巨大的轰鸣声持续不断,也不知持续了几千几万年。时御史看着那天下至柔的水狠狠砸下悬崖,怒吼着、咆哮着、奔腾着。溅起连天遮地的水雾,急流湍急旋转,有种想要一头扎进去,被那激流搅个粉身碎骨的冲动。
李刺史站在旁边。捻须悠然道:“如此壮观盛景,时御史可有兴致赋诗一首?”
时御史脸色铁青。一言不发地转过身去。
李刺史怡然一笑,又道:“钿钿姑娘琴棋书画无所不精,榻上风流更是令人回味无穷。如果时御史喜欢,君子有成人之美,李某便把她赠与足下,如何?”

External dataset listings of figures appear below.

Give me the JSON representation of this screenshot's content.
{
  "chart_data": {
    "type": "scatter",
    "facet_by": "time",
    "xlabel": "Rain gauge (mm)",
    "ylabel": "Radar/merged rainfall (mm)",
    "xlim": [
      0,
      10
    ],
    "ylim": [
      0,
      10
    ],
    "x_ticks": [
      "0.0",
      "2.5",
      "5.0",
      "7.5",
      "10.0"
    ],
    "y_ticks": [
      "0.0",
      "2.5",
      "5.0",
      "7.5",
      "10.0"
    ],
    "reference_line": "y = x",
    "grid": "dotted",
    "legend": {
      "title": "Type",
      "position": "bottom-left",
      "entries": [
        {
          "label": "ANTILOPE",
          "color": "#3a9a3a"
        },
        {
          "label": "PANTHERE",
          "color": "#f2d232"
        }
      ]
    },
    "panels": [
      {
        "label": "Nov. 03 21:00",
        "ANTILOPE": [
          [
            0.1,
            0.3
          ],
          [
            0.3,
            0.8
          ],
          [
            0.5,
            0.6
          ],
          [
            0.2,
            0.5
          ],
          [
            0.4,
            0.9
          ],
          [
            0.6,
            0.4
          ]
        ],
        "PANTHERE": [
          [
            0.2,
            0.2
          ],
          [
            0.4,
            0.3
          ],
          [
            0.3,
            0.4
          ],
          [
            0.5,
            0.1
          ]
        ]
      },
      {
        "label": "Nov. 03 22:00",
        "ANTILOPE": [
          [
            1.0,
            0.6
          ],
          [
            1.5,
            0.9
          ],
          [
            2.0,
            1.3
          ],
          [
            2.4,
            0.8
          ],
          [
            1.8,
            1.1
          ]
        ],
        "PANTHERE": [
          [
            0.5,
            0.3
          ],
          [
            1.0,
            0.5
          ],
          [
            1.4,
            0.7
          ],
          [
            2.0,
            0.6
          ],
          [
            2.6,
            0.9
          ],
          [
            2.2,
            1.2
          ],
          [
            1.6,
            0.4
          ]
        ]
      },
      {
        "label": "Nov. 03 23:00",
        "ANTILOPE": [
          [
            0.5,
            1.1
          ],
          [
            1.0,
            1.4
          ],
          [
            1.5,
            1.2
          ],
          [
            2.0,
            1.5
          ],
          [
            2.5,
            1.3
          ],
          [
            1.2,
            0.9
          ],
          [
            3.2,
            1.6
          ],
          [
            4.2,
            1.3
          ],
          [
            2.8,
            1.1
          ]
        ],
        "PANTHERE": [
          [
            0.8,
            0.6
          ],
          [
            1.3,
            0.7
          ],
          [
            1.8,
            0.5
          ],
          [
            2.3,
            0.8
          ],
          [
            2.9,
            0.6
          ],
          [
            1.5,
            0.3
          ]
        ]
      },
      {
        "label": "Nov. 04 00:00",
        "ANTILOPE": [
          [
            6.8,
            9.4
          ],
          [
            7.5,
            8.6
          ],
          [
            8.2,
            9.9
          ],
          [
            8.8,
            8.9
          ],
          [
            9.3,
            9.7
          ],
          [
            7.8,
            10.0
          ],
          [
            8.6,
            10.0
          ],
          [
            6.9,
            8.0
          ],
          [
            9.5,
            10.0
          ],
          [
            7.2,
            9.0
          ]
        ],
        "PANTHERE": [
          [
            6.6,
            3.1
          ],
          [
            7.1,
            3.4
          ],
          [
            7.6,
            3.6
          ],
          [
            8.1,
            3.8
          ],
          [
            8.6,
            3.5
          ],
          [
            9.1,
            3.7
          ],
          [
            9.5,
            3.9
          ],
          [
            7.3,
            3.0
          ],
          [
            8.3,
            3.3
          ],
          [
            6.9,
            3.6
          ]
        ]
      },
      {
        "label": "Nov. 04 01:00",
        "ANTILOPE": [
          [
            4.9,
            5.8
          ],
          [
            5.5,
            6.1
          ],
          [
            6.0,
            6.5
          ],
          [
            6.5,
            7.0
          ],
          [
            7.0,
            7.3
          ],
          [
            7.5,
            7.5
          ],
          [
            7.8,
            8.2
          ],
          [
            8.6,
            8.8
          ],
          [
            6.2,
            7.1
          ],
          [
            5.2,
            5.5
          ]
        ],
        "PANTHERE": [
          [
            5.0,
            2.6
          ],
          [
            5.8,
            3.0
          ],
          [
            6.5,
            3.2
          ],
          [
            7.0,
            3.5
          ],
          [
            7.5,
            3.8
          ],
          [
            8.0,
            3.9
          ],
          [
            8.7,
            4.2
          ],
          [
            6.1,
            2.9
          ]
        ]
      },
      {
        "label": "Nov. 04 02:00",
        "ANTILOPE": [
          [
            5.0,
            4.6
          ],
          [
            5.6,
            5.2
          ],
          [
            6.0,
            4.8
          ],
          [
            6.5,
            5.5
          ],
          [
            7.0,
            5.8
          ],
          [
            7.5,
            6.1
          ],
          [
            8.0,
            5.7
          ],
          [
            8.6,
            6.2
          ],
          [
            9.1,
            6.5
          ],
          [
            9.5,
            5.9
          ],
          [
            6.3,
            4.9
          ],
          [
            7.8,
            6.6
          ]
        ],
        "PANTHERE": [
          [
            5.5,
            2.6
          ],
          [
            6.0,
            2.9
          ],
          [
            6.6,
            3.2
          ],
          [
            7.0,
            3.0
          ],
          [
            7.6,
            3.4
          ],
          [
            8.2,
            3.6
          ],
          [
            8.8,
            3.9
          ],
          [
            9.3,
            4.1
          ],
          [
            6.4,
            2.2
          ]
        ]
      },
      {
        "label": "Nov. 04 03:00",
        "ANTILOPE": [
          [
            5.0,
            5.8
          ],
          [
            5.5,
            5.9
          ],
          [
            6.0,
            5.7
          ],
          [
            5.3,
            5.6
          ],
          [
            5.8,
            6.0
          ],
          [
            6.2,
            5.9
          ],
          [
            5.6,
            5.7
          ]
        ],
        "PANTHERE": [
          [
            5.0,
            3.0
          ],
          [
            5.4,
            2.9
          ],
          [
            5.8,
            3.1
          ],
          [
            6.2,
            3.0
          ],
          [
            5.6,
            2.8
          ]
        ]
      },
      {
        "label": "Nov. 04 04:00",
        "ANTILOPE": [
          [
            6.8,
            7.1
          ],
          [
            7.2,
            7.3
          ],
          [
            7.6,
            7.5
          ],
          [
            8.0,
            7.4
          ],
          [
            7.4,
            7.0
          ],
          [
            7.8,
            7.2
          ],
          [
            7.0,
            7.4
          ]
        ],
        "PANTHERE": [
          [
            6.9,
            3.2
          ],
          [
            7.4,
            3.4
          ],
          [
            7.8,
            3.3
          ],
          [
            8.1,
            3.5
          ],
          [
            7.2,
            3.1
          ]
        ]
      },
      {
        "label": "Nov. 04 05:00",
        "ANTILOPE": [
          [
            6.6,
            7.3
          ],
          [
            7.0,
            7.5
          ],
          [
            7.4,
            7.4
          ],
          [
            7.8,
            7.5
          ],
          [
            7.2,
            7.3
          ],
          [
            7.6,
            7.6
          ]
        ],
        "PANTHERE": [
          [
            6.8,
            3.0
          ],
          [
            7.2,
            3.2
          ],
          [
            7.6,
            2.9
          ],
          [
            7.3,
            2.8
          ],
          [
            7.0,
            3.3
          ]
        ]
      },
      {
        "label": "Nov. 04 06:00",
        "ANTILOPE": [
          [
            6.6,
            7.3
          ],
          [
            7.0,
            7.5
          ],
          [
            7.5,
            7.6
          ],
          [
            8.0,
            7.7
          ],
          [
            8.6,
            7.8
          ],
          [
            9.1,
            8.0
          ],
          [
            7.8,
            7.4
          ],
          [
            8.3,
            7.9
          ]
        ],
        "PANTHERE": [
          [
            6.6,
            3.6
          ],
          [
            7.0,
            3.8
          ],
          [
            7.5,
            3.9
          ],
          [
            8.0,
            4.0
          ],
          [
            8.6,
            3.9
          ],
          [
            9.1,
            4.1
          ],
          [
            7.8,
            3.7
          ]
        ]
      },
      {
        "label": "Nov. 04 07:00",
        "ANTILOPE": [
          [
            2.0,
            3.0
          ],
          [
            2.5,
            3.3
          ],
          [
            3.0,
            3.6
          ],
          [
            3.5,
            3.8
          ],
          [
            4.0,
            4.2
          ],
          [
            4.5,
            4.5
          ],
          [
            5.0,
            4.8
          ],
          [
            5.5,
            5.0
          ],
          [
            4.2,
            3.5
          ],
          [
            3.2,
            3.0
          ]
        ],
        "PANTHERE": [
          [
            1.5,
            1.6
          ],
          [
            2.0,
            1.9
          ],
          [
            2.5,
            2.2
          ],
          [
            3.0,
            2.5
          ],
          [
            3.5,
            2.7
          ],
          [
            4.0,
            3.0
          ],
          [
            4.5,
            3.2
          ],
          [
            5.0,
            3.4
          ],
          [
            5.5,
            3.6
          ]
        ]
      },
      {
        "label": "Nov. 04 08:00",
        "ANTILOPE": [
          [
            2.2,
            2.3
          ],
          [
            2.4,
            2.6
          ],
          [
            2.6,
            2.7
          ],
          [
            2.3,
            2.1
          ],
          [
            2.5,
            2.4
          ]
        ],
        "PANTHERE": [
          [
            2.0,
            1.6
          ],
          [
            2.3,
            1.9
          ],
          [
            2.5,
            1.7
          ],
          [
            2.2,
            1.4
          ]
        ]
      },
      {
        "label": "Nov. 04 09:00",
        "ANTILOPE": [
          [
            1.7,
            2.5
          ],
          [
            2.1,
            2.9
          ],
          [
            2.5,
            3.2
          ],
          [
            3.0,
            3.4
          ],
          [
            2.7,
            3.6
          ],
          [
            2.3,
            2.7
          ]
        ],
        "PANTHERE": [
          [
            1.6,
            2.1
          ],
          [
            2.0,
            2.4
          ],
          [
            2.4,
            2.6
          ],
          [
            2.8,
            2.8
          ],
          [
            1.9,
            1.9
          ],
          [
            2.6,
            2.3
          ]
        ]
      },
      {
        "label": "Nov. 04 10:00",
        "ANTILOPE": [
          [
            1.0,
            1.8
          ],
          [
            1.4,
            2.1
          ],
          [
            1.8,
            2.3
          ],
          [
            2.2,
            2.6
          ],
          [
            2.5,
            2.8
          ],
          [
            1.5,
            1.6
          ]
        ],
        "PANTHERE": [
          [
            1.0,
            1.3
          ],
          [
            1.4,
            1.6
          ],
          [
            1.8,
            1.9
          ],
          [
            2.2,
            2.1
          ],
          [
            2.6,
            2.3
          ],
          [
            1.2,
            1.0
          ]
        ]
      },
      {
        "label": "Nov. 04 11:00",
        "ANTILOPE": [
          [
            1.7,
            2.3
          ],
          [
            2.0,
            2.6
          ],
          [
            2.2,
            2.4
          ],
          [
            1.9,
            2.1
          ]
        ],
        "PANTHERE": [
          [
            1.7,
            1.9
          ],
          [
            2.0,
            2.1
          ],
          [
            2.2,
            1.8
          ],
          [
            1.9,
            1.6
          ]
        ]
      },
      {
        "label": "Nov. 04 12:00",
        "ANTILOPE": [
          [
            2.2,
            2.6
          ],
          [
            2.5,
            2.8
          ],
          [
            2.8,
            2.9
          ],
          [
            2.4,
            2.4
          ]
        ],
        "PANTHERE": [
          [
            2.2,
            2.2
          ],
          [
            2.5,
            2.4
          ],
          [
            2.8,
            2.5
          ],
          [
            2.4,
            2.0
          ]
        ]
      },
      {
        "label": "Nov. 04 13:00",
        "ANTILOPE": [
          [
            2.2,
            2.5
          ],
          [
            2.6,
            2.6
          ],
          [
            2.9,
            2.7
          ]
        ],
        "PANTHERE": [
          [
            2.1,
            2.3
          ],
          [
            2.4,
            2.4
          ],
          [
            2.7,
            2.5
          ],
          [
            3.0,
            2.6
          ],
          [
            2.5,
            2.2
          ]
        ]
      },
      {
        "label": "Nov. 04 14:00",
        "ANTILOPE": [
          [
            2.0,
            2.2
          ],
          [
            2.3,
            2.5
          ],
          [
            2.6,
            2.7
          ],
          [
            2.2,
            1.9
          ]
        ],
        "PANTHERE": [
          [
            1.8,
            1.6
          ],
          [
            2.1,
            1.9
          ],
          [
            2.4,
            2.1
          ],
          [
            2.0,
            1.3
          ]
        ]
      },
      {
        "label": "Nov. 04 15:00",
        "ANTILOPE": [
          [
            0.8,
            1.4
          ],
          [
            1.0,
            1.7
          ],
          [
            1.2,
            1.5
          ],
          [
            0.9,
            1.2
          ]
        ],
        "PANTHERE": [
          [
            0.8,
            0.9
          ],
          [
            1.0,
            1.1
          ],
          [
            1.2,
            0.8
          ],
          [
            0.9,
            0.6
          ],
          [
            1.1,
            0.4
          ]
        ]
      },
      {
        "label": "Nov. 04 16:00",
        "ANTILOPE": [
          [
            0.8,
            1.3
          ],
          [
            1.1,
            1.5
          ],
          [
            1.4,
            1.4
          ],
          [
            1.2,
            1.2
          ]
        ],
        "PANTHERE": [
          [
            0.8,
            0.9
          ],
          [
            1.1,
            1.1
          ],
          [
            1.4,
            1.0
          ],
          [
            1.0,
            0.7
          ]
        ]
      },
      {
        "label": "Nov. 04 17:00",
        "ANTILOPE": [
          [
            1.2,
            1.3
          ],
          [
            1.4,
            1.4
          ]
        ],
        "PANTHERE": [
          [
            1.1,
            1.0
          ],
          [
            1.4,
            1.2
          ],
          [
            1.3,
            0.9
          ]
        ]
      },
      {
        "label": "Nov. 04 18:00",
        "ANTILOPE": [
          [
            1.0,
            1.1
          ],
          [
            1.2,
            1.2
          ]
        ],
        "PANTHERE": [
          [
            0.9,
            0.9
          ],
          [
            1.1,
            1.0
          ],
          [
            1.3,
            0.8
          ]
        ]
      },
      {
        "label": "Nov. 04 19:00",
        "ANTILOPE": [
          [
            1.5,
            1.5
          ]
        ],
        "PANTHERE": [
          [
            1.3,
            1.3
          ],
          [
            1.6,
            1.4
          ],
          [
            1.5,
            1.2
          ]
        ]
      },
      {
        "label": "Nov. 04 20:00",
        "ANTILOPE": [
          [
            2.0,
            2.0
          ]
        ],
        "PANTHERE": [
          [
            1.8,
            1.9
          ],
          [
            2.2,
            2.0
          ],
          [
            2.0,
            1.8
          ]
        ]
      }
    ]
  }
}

时雨气的浑身颤抖,霍然转身,怒视着李骏峰道:“李使君莫要欺人太甚!”
李刺史也不想调侃他过甚,真把此人刺激的不计后果那就不妙了,是以只是哈哈一笑。
经过那桩丑事,时御史在李刺史面前再也摆不出刚正不阿、操守高洁的御史形象,对于丹州粮储的疑点,他是再也不敢过问了,现在只是捱着时间,等着上报朝廷一个查无实据的结果。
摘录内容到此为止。